S.G. Neginhal came to Bengaluru in 1981 when the new housing layouts and urbanization were becoming a threat to the city, leaving it barren. He took on the task of filling the city with green spaces and trees. He planted over 1.5 million trees, most of them are still thriving. His wisdom and hard work transformed Bengaluru into the Garden City of India in just five years.
Bengaluru is fondly called the Garden City of India. But did you know that in 1981 the city was struggling to save its green colour?
With new housing layouts coming up and old trees being cut, Bangalore was getting barren with each passing day.
Worried by the disappearing tree cover, the then Chief Minister of Karnataka, Gundu Rao, approached one man who he thought could save the trees. That man was Seturam Gopalrao Neginhal, popularly called SG Neginhal, a dedicated forest officer who was known for his tremendous success in preserving many nature reserves in the country.
Neginhal was assigned the task of bringing green spaces back to the city and he left his work in Thirthahalli and shifted to Bengaluru.
“When I first reached here, I thought the condition was hopeless. I spent a lot of time researching the reasons behind the dying plants,” recalls the now 89-year-old Neginhal, who still has the same energy and passion for trees when he talks about his work.
Neginhal’s research showed that there were several flaws in the way trees were planted and maintained in Bangalore then. The saplings were very small and took a long time to grow. Even the tree guards were tiny and stray animals would often eat the leaves of the new plants.
“The biggest issue was that the government was not involving the public in their initiatives. They would plant the trees and forget about them. There was no proper maintenance. If we had to sustain these trees we had to involve the citizens,” he says.
Neginhal then came up with a master plan. He created over 6 crore saplings in 15 nurseries, using a special technique and soil composition to make the plants grow faster.
He started planting bigger saplings. To avoid any damage caused by animals or irresponsible citizens, he also changed the design of the tree guards. Earlier, a tree guard would be 4 ft long and cost around Rs. 650 per unit. Neginhal came up with a cheaper option where he managed to create a 6.5 ft long tree guard at just Rs. 22.50 per unit.
“We saved a lot of money this way. The next step was to involve the public. We guided them on how to go about planting trees and got college students to participate. The media also played an important role in spreading awareness,” he says.
To make the task of planting trees more affordable and accessible, Neginhal created several tree banks at different locations in the city. Here, people could just walk in and take as many plants as they wanted free of cost and plant them in the city.
They were also given a choice as to the species of trees they wanted in front of their homes. “I thought if the tree is of their choice, they will take better care of it,” he says.
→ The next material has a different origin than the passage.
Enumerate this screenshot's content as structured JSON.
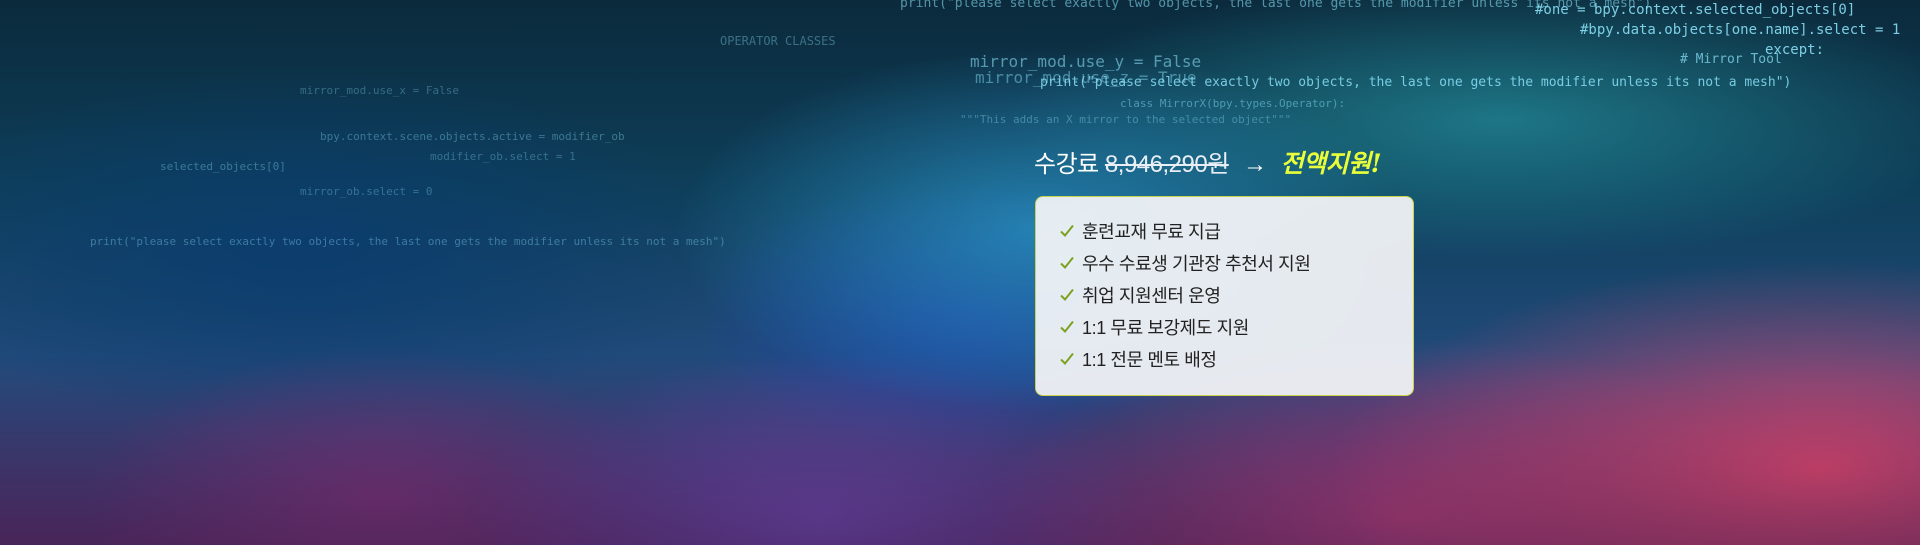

Neginhal then appointed a few volunteers who would go around the city and give him feedback on the condition of the trees. If a plant looked like it was about to die, immediate action was taken to either replace it or revive it. He also supported many NGOs who expressed their desire to be part of the greening of Bengaluru.
The team faced several challenges too — like carelessness by people and invasions by stray animals that would trample on or destroy saplings. “We used to work from 7 in the morning to 7 in the night without a break. It was exhausting. But if we wanted to see results, we had no other option,” he says.
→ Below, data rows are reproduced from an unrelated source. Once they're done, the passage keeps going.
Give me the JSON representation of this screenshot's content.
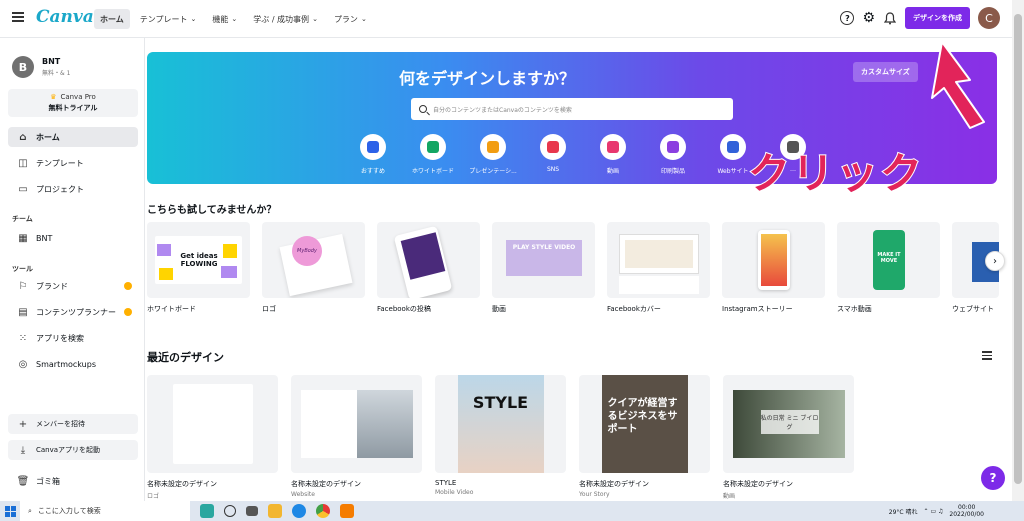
{
  "topnav": {
    "logo": "Canva",
    "menu": [
      {
        "label": "ホーム",
        "active": true,
        "chevron": false
      },
      {
        "label": "テンプレート",
        "active": false,
        "chevron": true
      },
      {
        "label": "機能",
        "active": false,
        "chevron": true
      },
      {
        "label": "学ぶ / 成功事例",
        "active": false,
        "chevron": true
      },
      {
        "label": "プラン",
        "active": false,
        "chevron": true
      }
    ],
    "help_icon": "?",
    "create_button": "デザインを作成",
    "avatar_letter": "C"
  },
  "sidebar": {
    "user": {
      "initial": "B",
      "name": "BNT",
      "sub": "無料・& 1"
    },
    "trial": {
      "line1": "Canva Pro",
      "line2": "無料トライアル"
    },
    "items": [
      {
        "label": "ホーム",
        "icon": "home-icon"
      },
      {
        "label": "テンプレート",
        "icon": "template-icon"
      },
      {
        "label": "プロジェクト",
        "icon": "folder-icon"
      }
    ],
    "team_section": "チーム",
    "team_item": "BNT",
    "tools_section": "ツール",
    "tools": [
      {
        "label": "ブランド",
        "badge": true
      },
      {
        "label": "コンテンツプランナー",
        "badge": true
      },
      {
        "label": "アプリを検索",
        "badge": false
      },
      {
        "label": "Smartmockups",
        "badge": false
      }
    ],
    "invite_button": "メンバーを招待",
    "download_button": "Canvaアプリを起動",
    "trash": "ゴミ箱"
  },
  "banner": {
    "title": "何をデザインしますか？",
    "custom_size": "カスタムサイズ",
    "search_placeholder": "自分のコンテンツまたはCanvaのコンテンツを検索",
    "categories": [
      {
        "label": "おすすめ",
        "color": "#2c62e8"
      },
      {
        "label": "ホワイトボード",
        "color": "#13a663"
      },
      {
        "label": "プレゼンテーシ...",
        "color": "#f29d12"
      },
      {
        "label": "SNS",
        "color": "#e8374d"
      },
      {
        "label": "動画",
        "color": "#e8376f"
      },
      {
        "label": "印刷製品",
        "color": "#8b3fe0"
      },
      {
        "label": "Webサイト",
        "color": "#3261d9"
      },
      {
        "label": "…",
        "color": "#555555"
      }
    ]
  },
  "try_section": {
    "heading": "こちらも試してみませんか？",
    "cards": [
      {
        "label": "ホワイトボード",
        "thumb_text": "Get ideas FLOWING"
      },
      {
        "label": "ロゴ",
        "thumb_text": "MyBody"
      },
      {
        "label": "Facebookの投稿",
        "thumb_text": ""
      },
      {
        "label": "動画",
        "thumb_text": "PLAY STYLE VIDEO"
      },
      {
        "label": "Facebookカバー",
        "thumb_text": ""
      },
      {
        "label": "Instagramストーリー",
        "thumb_text": ""
      },
      {
        "label": "スマホ動画",
        "thumb_text": "MAKE IT MOVE"
      },
      {
        "label": "ウェブサイト",
        "thumb_text": ""
      }
    ]
  },
  "recent_section": {
    "heading": "最近のデザイン",
    "cards": [
      {
        "title": "名称未設定のデザイン",
        "sub": "ロゴ",
        "thumb_text": ""
      },
      {
        "title": "名称未設定のデザイン",
        "sub": "Website",
        "thumb_text": ""
      },
      {
        "title": "STYLE",
        "sub": "Mobile Video",
        "thumb_text": "STYLE"
      },
      {
        "title": "名称未設定のデザイン",
        "sub": "Your Story",
        "thumb_text": "クイアが経営するビジネスをサポート"
      },
      {
        "title": "名称未設定のデザイン",
        "sub": "動画",
        "thumb_text": "私の日常 ミニ ブイログ"
      }
    ]
  },
  "help_button": "?",
  "annotation": {
    "click_text": "クリック",
    "color": "#e2245a"
  },
  "taskbar": {
    "search_placeholder": "ここに入力して検索",
    "weather": "29°C 晴れ",
    "time": "00:00",
    "date": "2022/00/00"
  }
}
Neginhal recalls the busy Anand Rao Circle area of Bengaluru, which used to witness heavy traffic till late night. It was extremely difficult to plant trees there during the daytime. Neginhal and his team would then wait till about two in the night and start digging and planting when the roads were empty. Next morning, when people saw many of plants on the roadside, they were pleasantly surprised with this overnight development. “I don’t think I have planted trees at the midnight ever before,” he recalls.
In a span of just five years (1982-1987), Neginhal planted over 1.5 million trees in Bangalore with a success rate of 100 percent.
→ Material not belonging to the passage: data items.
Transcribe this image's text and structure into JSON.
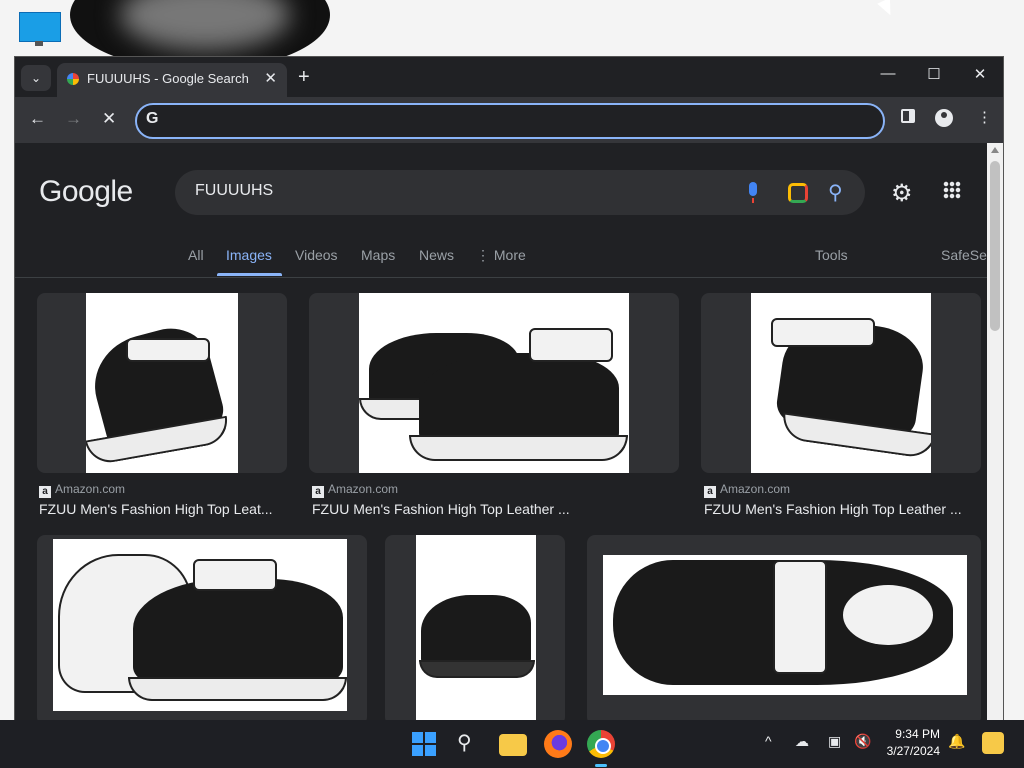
{
  "window": {
    "tab_title": "FUUUUHS - Google Search",
    "new_tab": "+",
    "dropdown": "⌄",
    "close_tab": "✕",
    "minimize": "—",
    "maximize": "☐",
    "close": "✕"
  },
  "toolbar": {
    "back": "←",
    "forward": "→",
    "stop": "✕",
    "omnibox_g": "G",
    "omnibox_value": "",
    "menu": "⋮"
  },
  "google": {
    "logo": "Google",
    "query": "FUUUUHS",
    "filters": [
      "All",
      "Images",
      "Videos",
      "Maps",
      "News",
      "More"
    ],
    "more_icon": "⋮",
    "tools": "Tools",
    "safesearch": "SafeSe"
  },
  "results": [
    {
      "source": "Amazon.com",
      "title": "FZUU Men's Fashion High Top Leat..."
    },
    {
      "source": "Amazon.com",
      "title": "FZUU Men's Fashion High Top Leather ..."
    },
    {
      "source": "Amazon.com",
      "title": "FZUU Men's Fashion High Top Leather ..."
    }
  ],
  "taskbar": {
    "time": "9:34 PM",
    "date": "3/27/2024",
    "tray_chevron": "^"
  },
  "colors": {
    "accent": "#8ab4f8",
    "page_bg": "#202124",
    "card_bg": "#303134"
  }
}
His efforts were so tremendous that an urban forestry plan was included in a five-year-plan by the central government.
“The quality of the trees was so good that even ministers from Delhi came down and picked up trees from Bangalore,” says a proud Neginhal.
Neginhal has written several books on the subject of tree plantation to help people understand urban forestry better. One of his books contains photos and details of over 150 species of trees. Here is a list of all the books written by him.
Neginhal’s work and books have been an inspiration for many who are trying to save the green cover.
“Neginhal’s books have helped us find out crucial native plant species of Karnataka. He guided us to conduct forest surveys and afforestation projects in Hubli,” says Shubhendu Sharma, founder, Afforestt, a company specialising in creating natural, wild, maintenance free, native forests.
The success story of Bangalore’s urban forestry project has today become an ideal case study for other cities in India to emulate as well.